Но маленькой Шуренции хотелось смотреть картину про виноград. Возвращаясь из кинотеатра домой, она шла на кухню рассказывать впечатления, и, хотя виноград на экране не показывали, фильм ей понравился. Потом Шуренция заходила к Иде посидеть рядом и помолчать и, помолчав часа два, уставшая, шла в свою каморку спать.
Ида оставалась одна. Она страдала бессонницей и порой просиживала в кресле целую ночь до самого рассвета, с закрытыми глазами, со спущенными шторами, и лишь по стуку трамвайных колес узнавала, что всходит солнце.
Сто двенадцатый день своего рождения Ида встретила в бодром расположении духа, с утра выслушала поздравления, получила подарки, умилилась, что у нее такие дети и внуки и что, значит, жизнь прожита не зря, и теперь она со спокойной душой умрет сегодня вечером, без пятнадцати десять, так уж пусть все будут дома, ибо перед смертью она имеет сказать детям кое-что особенное.
Мрачные пророчества насчет сегодняшнего вечера едва ли кого обеспокоили. Вот уже скоро шестьдесят лет, как старая Ида грозится умереть, и хоть бы раз выполнила обещание. Однако, изобразив приличную скорбь, дети на все лады стали уговаривать Иду бросить отсталые мысли, радоваться жизни и вообще не портить людям праздник. Ида упрямилась, настаивала, и в конце концов сошлись на том, что вечером дети заглянут к ней на огонек – выслушать ее предсмертную волю, выпить по рюмке водки и на всякий случай попрощаться.
Дети пришли вечером, как условились. Ида лежала на кровати с закрытыми глазами. В ногах у нее пристроилась, свернувшись клубком, маленькая Шуренция. В комнате было темно и жарко.
– Все мои дети пришли? – спросила Ида.
– Дети пришли все, – ответила Броня. – Как ты себя чувствуешь, мама?
– Уже никак,– сказала Ида.
– Что значит – никак?
– Это значит – пора! Сегодня ночью я видела покойного Залмана. Он приходил за мной, – сообщила Ида.

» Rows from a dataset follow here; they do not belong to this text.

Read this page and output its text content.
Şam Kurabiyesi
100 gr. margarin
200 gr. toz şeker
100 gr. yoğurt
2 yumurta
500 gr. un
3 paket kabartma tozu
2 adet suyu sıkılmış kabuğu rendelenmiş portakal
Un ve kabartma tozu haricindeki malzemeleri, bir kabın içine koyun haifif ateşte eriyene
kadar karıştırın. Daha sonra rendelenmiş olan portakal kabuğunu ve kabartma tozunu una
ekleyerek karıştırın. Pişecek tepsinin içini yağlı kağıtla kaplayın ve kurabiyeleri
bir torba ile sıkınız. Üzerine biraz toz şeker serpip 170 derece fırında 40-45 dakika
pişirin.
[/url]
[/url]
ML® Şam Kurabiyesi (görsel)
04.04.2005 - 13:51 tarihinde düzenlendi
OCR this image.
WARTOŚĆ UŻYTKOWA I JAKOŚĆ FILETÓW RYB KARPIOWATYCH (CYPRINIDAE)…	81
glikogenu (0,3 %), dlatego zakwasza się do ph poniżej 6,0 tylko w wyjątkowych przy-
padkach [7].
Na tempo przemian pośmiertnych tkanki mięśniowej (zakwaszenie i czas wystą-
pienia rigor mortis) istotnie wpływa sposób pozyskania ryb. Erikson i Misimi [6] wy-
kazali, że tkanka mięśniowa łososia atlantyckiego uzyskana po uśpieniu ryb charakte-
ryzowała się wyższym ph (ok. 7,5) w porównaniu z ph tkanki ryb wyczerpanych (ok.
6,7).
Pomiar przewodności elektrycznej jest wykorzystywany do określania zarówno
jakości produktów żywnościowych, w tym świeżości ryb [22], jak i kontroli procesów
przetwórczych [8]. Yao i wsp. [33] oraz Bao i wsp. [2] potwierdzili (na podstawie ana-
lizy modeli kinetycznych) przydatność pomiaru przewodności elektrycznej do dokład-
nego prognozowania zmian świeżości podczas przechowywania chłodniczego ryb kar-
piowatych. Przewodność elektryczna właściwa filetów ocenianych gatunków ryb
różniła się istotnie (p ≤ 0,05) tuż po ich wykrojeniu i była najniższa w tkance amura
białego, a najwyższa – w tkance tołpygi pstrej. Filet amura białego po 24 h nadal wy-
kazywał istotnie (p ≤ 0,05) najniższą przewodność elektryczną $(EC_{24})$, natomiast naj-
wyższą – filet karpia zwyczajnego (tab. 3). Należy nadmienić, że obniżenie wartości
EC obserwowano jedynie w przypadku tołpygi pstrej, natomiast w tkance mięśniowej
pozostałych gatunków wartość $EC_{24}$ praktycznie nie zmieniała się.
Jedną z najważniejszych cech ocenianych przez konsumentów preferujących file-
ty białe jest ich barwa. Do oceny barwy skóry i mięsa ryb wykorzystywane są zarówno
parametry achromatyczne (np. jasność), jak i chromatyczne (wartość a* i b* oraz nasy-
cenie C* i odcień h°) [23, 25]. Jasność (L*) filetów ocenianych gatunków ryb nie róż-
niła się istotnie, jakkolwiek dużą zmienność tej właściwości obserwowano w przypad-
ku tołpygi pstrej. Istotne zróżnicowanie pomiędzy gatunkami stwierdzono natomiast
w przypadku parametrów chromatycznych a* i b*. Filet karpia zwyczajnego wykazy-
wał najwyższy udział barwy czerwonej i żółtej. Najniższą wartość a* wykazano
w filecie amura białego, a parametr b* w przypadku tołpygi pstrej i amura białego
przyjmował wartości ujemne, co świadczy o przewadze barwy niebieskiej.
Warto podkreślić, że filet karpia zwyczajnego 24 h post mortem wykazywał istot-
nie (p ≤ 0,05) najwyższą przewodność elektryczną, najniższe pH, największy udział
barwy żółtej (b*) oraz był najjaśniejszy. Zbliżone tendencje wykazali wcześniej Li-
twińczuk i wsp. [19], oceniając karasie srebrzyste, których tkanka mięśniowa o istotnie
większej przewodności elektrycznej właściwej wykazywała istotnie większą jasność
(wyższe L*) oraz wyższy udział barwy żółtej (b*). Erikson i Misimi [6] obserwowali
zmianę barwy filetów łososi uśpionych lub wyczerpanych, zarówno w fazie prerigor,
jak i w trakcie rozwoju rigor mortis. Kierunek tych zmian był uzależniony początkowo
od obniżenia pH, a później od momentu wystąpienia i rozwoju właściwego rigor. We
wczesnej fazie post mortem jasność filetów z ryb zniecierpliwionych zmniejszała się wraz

– И что он тебе сказал? – легкомысленно поинтересовалась Броня.
– Он меня не узнал, – горько сетовала Ида.
– Как не узнал? – растерялась Броня.
– Так и не узнал, – раздраженно проворчала Ида. – Посмотрел, удивился и ушел.
– Так и хорошо! – с облегчением вздохнула Броня. – Залман не взял тебя с собой, это добрая примета.
– Что вдруг добрая? – подозрительно осведомилась Ида.
– Это значит, мама, что ты будешь жить долго-долго!
– Не морочьте мне перед смертью голову! – строго предостерегла Ида. – А то я не знаю Залмана! Он просто-таки устал ждать – вот и все!
– Подумаешь! – небрежно отмахнулась Броня. – Ждал шестьдесят лет, подождет и еще, ничего ему не сделается.
– Нет, сделается! Я лучше вас знаю старого Залмана. Он всегда был ходок и любил молодых девиц с толстыми ногами, а я теперь старая, и он меня не узнал. Горе мне, горе вам, всем горе!
– Какое горе, мама?
– Мне не к кому больше идти и нечего вам оставить, – сказала Ида очень тихо.
– Мама, ну о чем ты говоришь?!
– О чем? – задумалась Ида, а потом сказала, как выдохнула: – Вы будете смеяться, но я забыла, где лежат деньги!
При упоминании о деньгах все присутствующие насторожились и сделали шаг вперед.
– Какие деньги? – осторожно спросила Броня.
– Золото! – произнесла Ида страшным голосом. – Золото старого Шаи.
– О Господи, мама! – Броня всплеснула руками. – Ты же сама отлично знаешь, что никаких денег у тебя никогда не было, нет и быть не может!
– Нет, может! – твердо сказала Ида. – Раз был Шая, значит, были деньги! Вы помните вашего дядю Шаю? Ну вот, видите!
– Что мы должны видеть?
– Золото! – повторила Ида как заклинание. – Шая говорил о нем брату Залману, Залман – мне, а я все забыла. Куда ехать, где искать – ничего не помню.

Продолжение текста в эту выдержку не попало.